LOS ANGELES — Yoshinobu Yamamoto and Nolan McLean engaged in a wonderful pitching duel on Tuesday night at Dodger Stadium, pitchers with different styles but equally vast repertoires, and both exceedingly difficult to score against. Offenses were kept mostly at bay until the eighth inning, when both teams threatened but only the Dodgers were able to push across the game-winner, beating the Mets 2-1.
Pinch-hitter Miguel Rojas walked to open the eighth, and was sacrificed to second by pinch-hitter Santiago
Espinal. With first base opened, Shohei Ohtani was intentionally walked (extending his on-base streak to 48 games, by the way), setting up a struggling Kyle Tucker to dunk one just behind third base for the Dodgers’ first lead of the night.
Both starting pitchers gave up single runs in the first inning, and nothing else. Francisco Lindor hitting a leadoff home run off Yamamoto, and Will Smith doubling off McLean to set up two runner in scoring position, only one of whom scored, on a groundout.
Yamamoto struck out seven in his 7 2/3 innings, allowing four hits and a walk in a tidy 104 pitches. McLean struck out eight in his seven innings, giving up two hits and two walks on 95 pitches. By all accounts, an incredible duel.
Yamamoto not only kept the Mets in the ballpark after the Lindor home run, he mostly confined them to the infield. He induced 10 groundouts, five of which were to Freddie Freeman at first base, who dutifully fed a covering Yamamoto four times.
Yamamoto retired 20 batters in a row after the Lindor home run, until Bo Bichette snapped the string with a double over third base with two outs in the seventh inning. Yamamoto then issued his first walk of the night, to Francisco Alvarez on five pitches, in his first real jam of the night. But he struck out Baty to end the seventh, keeping the game knotted at one apiece.

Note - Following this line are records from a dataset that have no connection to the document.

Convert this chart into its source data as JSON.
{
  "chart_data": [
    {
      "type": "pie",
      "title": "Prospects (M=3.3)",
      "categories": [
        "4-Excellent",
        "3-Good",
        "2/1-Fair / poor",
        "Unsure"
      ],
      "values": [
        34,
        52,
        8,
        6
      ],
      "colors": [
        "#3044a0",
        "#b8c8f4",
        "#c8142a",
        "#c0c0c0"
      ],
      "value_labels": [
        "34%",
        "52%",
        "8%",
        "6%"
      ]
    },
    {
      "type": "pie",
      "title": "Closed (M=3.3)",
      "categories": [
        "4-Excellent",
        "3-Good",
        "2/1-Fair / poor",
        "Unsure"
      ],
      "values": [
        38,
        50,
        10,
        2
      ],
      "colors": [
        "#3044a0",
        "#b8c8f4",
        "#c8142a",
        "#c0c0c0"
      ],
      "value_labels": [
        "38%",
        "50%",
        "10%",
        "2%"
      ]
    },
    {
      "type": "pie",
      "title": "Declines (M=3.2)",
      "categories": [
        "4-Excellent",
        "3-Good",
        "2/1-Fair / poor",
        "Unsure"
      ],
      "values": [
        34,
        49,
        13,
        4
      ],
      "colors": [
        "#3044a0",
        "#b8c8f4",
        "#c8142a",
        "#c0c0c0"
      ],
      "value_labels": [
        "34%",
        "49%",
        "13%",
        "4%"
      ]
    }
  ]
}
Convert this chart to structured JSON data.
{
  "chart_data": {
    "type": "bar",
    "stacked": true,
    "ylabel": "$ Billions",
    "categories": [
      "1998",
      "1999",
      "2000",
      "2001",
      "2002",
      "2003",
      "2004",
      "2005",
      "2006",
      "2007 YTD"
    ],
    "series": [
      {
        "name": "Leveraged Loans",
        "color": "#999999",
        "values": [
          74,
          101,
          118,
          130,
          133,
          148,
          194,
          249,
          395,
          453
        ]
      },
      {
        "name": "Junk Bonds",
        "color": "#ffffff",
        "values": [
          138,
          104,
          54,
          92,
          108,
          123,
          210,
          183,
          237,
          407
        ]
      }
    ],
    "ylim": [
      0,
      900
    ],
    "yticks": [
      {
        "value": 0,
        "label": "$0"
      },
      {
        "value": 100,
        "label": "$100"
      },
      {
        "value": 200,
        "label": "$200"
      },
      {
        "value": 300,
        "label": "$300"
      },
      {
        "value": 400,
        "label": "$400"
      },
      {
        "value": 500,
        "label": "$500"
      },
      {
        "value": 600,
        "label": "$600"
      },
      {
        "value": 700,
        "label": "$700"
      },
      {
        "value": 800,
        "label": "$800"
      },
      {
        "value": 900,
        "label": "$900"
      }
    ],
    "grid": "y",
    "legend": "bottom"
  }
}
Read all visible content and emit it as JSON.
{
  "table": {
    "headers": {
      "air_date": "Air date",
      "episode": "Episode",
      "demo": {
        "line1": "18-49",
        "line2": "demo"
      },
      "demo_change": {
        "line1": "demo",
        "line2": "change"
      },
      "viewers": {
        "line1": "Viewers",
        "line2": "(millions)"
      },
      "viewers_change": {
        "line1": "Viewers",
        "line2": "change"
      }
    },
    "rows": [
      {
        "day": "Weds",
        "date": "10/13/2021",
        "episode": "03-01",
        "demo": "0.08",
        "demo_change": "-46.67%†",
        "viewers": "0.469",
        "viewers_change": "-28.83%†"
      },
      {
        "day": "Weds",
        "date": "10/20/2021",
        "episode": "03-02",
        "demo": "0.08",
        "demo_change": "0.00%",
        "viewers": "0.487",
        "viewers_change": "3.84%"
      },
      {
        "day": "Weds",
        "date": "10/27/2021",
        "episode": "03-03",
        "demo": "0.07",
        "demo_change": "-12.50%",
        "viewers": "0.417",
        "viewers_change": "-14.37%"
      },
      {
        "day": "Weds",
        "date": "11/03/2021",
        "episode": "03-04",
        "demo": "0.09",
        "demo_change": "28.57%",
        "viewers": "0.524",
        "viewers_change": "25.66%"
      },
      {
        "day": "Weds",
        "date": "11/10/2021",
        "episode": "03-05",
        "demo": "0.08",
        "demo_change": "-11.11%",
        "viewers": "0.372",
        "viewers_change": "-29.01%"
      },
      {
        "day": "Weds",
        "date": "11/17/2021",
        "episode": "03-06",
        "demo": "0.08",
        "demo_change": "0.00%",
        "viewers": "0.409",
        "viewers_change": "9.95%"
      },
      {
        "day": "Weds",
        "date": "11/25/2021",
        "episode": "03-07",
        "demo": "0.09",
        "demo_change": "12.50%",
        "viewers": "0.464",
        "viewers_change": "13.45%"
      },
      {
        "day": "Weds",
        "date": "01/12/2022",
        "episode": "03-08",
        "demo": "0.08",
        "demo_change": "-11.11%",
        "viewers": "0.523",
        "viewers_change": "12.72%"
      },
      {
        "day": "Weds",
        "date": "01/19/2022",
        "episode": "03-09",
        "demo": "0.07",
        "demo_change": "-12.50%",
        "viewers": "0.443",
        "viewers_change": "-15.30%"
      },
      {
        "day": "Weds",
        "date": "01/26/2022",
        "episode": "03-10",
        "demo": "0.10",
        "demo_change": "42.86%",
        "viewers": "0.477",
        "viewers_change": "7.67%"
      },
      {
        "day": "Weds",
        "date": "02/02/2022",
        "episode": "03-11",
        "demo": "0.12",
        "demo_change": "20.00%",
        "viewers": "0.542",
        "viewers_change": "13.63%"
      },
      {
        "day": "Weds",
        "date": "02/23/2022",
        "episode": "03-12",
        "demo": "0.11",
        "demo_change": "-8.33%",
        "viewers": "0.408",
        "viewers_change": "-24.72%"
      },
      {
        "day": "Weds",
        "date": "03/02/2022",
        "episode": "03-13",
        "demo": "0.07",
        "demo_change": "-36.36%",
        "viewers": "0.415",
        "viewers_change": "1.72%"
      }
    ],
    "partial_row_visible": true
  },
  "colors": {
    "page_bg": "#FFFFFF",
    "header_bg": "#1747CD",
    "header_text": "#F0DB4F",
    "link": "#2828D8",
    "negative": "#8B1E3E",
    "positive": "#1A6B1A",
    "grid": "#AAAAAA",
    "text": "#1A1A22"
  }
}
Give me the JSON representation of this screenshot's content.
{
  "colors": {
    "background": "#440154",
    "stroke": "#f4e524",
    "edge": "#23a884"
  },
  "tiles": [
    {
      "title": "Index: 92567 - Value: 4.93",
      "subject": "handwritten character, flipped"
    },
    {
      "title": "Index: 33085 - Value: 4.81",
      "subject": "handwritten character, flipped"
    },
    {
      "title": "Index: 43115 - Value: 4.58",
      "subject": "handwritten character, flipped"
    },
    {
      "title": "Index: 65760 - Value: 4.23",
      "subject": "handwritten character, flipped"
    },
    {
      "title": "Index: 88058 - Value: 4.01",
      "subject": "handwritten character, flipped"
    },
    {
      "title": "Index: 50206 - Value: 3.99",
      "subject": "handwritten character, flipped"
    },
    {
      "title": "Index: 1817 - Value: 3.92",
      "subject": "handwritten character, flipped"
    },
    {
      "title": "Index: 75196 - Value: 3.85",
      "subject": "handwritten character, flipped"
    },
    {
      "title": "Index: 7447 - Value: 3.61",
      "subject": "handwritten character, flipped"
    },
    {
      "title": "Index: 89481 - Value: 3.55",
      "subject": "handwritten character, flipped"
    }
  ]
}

With Thursday’s off day pending and a six-man rotation, Yamamoto’s next start will likely be next Tuesday, on six days rest, which made the decision to keep him — at 94 pitches — in for the eighth inning much easier to make. Yamamoto got the first two outs, but a pair of singles put runners at the corners and ended his night.
Blake Treinen rode the tightrope, allowing Lindor to steal second base to put two runners in scoring position, but then struck out Luis Robert Jr. on seven pitches to keep the game tied.
With closer Edwin Díaz still day-to-day, the Dodgers turned to Alex Vesia for the ninth inning with a one-run lead, and he struck out all three batters he faced.
After Monday’s win took two hours, 13 minutes for the shortest Dodgers game of the season, Tuesday night needed only two hours, three minutes to complete.
Tuesday particulars
Home run: Francisco Lindor (1)
WP — Blake Treinen (1-0): 1 batter, 1 strikeout
LP — Brooks Raley (0-1): 1 IP, 1 hit, 1 run, 2 walks, 1 strikeout
Sv — Alex Vesia (2): 1 IP, 3 strikeouts
Up next
One more game remains on the homestand, with Shohei Ohtani starting on the mound Wednesday night (7:10 p.m., ESPN), and Clay Holmes pitching for the Mets.